The high-speed acquisition module 3 consists of a narrow-band filtering system, a lens and a high-speed camera and is mainly used for recording the dynamic process of converting the combustion of the explosives and the powders into the detonation. The narrow-band filtering system only allows light with the wavelength of the laser light source band in the light source module to pass through. In this embodiment, the center wavelength of the narrow-band filtering system used by the high-speed acquisition module 3 is 532nm, and the model of the high-speed camera is photon FASTCAM SA 1.1.1.

The ignition power supply module 4 is a direct current ignition power supply, and output electrodes of the ignition power supply module are respectively connected to two wiring terminals of an ignition explosive package through ignition wires.

The data storage and control module 5 consists of a computer and program control software, and the program control software can realize the time sequence control of ignition of the explosives and powders and data acquisition. In this embodiment, the photographing rate of the high-speed camera is 100000fps, the exposure time is 10us, the photographing time is 10s, and the ignition charge ignition and the data acquisition of the high-speed camera are synchronously started.

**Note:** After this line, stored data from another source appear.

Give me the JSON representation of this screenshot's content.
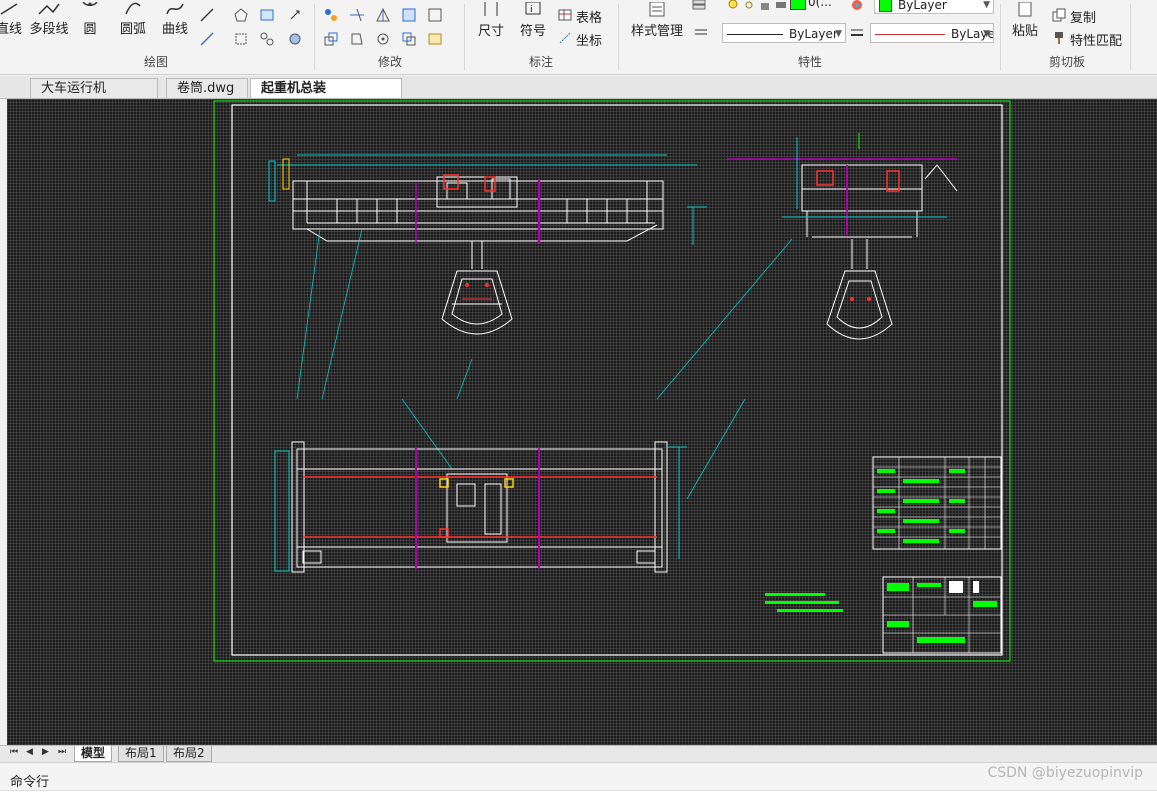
{
  "ribbon": {
    "draw": {
      "title": "绘图",
      "line_label": "直线",
      "polyline_label": "多段线",
      "circle_label": "圆",
      "arc_label": "圆弧",
      "curve_label": "曲线"
    },
    "modify": {
      "title": "修改"
    },
    "annotation": {
      "title": "标注",
      "dimension_label": "尺寸",
      "symbol_label": "符号",
      "table_label": "表格",
      "coordinate_label": "坐标"
    },
    "properties": {
      "title": "特性",
      "style_manager_label": "样式管理",
      "color_value": "ByLayer",
      "linetype_value": "ByLayer",
      "lineweight_value": "ByLayer",
      "layer_value": "0(...",
      "layer_color": "#00ff00"
    },
    "clipboard": {
      "title": "剪切板",
      "paste_label": "粘贴",
      "copy_label": "复制",
      "match_label": "特性匹配"
    }
  },
  "document_tabs": [
    {
      "label": "大车运行机构.dwg",
      "active": false
    },
    {
      "label": "卷筒.dwg",
      "active": false
    },
    {
      "label": "起重机总装图.dwg*",
      "active": true
    }
  ],
  "layout_tabs": [
    {
      "label": "模型",
      "active": true
    },
    {
      "label": "布局1",
      "active": false
    },
    {
      "label": "布局2",
      "active": false
    }
  ],
  "command_line": {
    "label": "命令行"
  },
  "watermark": "CSDN @biyezuopinvip",
  "colors": {
    "canvas_bg": "#1b1b1b",
    "cad_white": "#ffffff",
    "cad_green": "#00ff00",
    "cad_cyan": "#00c8c8",
    "cad_red": "#ff3030",
    "cad_magenta": "#b000b0",
    "cad_yellow": "#ffd000"
  }
}
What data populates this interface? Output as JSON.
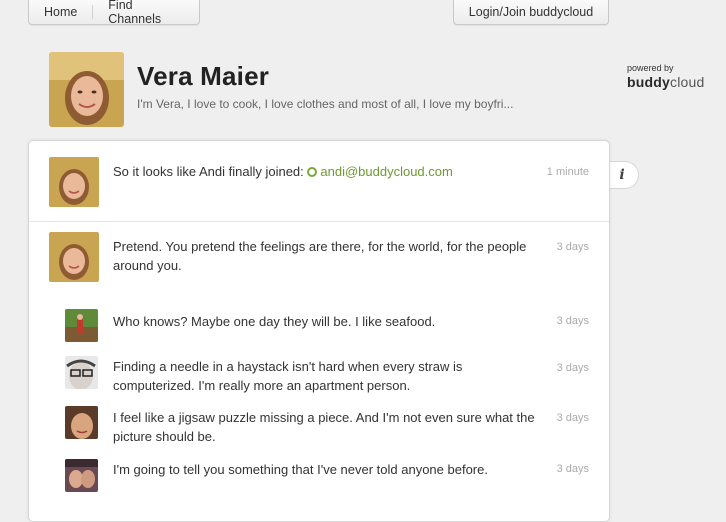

The use method of the test device comprises the following steps:

The first step is as follows: and (3) loading the weighed explosive testing sample and the ignition charge into a DDT (distributed double-layer transistor) tube, installing a front plug on the DDT tube, and then connecting the ignition charge to a binding post of an ignition power supply module through an ignition wire.

The second step is that: turning on the light source module, adjusting the position and angle of the optical system to ensure that the DDT tube to be photographed is fully illuminated.

The third step: and selecting a proper lens to be installed on the high-speed camera, opening the high-speed camera, adjusting and selecting proper photographing resolution, speed, exposure time and acquisition time, and focusing to the outer wall of the DDT pipe.

The fourth step: the narrow-band filtering system is arranged at the front end of the lens.

The fifth step: and adjusting and setting the time sequence of ignition and data acquisition.

And a sixth step: ignition and data acquisition are controlled by program control software in the data storage and control module.

The seventh step: and viewing and analyzing the dynamic process of converting the combustion of the explosive into the detonation on the computer.

The above description is only a preferred embodiment of the present invention, and it should be noted that, for those skilled in the art, several modifications and variations can be made without departing from the technical principle of the present invention, and these modifications and variations should also be regarded as the protection scope of the present invention.